Best part of this letter:

"You cannot hear God when you listen to others.  Go where you can be alone to read this blessed word." 
Translation:  If your family knows what you are doing, they'll try and talk you out of wasting your money--and we cannot let that happen.
2nd best part of the letter:

"God's love for you is unconditional, but His blessings are conditional.  God loves you because you are His child.  But God can only bless you because of what you do.  You did not initiate His love for you...But, you can initiate His miracles for you!" 
Translation:  We're really just about separating you from your $$.
I might pray for Mrs. Bohiri, were I to believe she exists. I'll drop the pennies into the piggie bank and trust God to bless my coming and going, and I'll let the folks in Tulsa pray for (and prey on) others.

New Word

Just heard a term, for which I've coined a meaning--we'll see if that's the correct one later.

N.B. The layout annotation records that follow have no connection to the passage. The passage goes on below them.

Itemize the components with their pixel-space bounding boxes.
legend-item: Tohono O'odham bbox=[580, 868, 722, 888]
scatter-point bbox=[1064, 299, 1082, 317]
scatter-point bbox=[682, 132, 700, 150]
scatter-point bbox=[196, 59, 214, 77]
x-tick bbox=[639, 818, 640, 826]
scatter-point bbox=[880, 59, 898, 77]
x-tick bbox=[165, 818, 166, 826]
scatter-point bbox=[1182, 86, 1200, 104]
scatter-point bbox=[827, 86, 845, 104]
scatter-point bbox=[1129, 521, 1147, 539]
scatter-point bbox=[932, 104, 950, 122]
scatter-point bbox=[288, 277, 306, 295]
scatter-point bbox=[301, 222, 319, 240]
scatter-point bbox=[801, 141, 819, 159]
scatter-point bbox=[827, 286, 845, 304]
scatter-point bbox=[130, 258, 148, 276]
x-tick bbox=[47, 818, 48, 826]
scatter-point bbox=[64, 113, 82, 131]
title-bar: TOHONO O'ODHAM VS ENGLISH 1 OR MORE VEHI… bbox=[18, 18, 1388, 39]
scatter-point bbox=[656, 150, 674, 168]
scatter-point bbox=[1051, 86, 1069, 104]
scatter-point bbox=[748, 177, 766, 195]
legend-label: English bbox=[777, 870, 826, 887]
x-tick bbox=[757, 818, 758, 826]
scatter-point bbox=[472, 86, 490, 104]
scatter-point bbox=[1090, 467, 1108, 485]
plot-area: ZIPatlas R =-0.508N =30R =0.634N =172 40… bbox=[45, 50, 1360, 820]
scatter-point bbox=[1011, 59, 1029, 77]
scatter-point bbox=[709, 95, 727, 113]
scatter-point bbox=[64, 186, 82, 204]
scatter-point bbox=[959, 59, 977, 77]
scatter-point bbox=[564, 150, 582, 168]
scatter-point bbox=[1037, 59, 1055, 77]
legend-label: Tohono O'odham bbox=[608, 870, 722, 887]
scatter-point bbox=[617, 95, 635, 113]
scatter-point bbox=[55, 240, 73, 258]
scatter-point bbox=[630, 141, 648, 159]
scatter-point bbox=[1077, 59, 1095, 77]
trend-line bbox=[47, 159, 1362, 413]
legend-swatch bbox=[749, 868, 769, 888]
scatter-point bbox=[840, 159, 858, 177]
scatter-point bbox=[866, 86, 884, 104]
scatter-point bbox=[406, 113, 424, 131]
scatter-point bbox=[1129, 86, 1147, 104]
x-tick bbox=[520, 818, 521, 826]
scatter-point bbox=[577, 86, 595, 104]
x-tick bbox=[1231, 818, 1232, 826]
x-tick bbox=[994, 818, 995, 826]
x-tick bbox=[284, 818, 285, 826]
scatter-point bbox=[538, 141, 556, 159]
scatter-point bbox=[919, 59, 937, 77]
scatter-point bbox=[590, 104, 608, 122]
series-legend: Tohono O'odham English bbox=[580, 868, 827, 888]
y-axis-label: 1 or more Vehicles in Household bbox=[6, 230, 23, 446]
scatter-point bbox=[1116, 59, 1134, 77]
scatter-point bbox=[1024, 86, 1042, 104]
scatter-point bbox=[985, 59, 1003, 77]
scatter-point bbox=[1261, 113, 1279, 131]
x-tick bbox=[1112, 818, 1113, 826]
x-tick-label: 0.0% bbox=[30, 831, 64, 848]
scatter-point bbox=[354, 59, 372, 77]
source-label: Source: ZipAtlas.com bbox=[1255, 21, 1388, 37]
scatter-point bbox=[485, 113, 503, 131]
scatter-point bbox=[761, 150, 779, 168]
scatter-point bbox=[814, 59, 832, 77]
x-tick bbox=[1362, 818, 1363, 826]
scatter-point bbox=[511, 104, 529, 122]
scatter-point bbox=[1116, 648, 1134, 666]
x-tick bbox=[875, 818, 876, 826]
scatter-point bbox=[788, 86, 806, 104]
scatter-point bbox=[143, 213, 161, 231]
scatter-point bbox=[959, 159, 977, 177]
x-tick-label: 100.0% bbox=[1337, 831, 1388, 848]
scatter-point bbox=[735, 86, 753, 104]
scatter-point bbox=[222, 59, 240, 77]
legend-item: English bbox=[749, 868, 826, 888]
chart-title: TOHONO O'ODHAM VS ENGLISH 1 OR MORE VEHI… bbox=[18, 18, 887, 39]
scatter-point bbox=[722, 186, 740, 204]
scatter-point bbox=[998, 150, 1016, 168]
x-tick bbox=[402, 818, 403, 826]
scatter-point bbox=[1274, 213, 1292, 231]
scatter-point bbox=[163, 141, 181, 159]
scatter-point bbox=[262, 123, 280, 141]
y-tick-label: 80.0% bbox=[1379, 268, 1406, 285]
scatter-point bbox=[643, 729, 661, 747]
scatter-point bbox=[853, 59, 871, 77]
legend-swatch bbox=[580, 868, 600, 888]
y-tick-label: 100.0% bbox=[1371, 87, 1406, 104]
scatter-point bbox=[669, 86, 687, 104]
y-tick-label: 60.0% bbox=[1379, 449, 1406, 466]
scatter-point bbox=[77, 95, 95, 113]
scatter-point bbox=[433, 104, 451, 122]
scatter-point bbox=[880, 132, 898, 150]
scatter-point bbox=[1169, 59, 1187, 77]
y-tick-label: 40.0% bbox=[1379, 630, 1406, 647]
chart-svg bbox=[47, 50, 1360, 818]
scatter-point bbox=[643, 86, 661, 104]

"Dictator-tot" or dictater-tot. n. A hyper-demanding 2-3 year old.

Gotta get time to write about other significant stuff...

Update: Had time to Google the term; it turns out that these folks define it as someone "suffering from Napoleon Syndrome."

While I think my definition is better (full of truthiness, I am), I liked their other neologisms:

  • copacabanal. adj. descriptor of a completely ordinary song, such as one by Barry Manilow.
  • cringe-splurge syndrome. n. disease or disorder whereby a consumer first shrinks back only to spring forth all the more powerfully to buy useless commodities.
  • emoticonoclast. n. an attacker of established on-line ideas and usages, especially those revolving around "emoticons" such as :)
  • homophonia. n. rhetorical trope whereby one's speech is affected to sound "gay."
  • omnimpotent. n. having unlimited lack of power or physical strength.
  • testoasteroven. n. naturally occurring chemical producing tertiary male characteristics such as insistence that one can fix all appliances.
  • vapid eye movement. n. non-verbal communication devoid of interest or sincerity.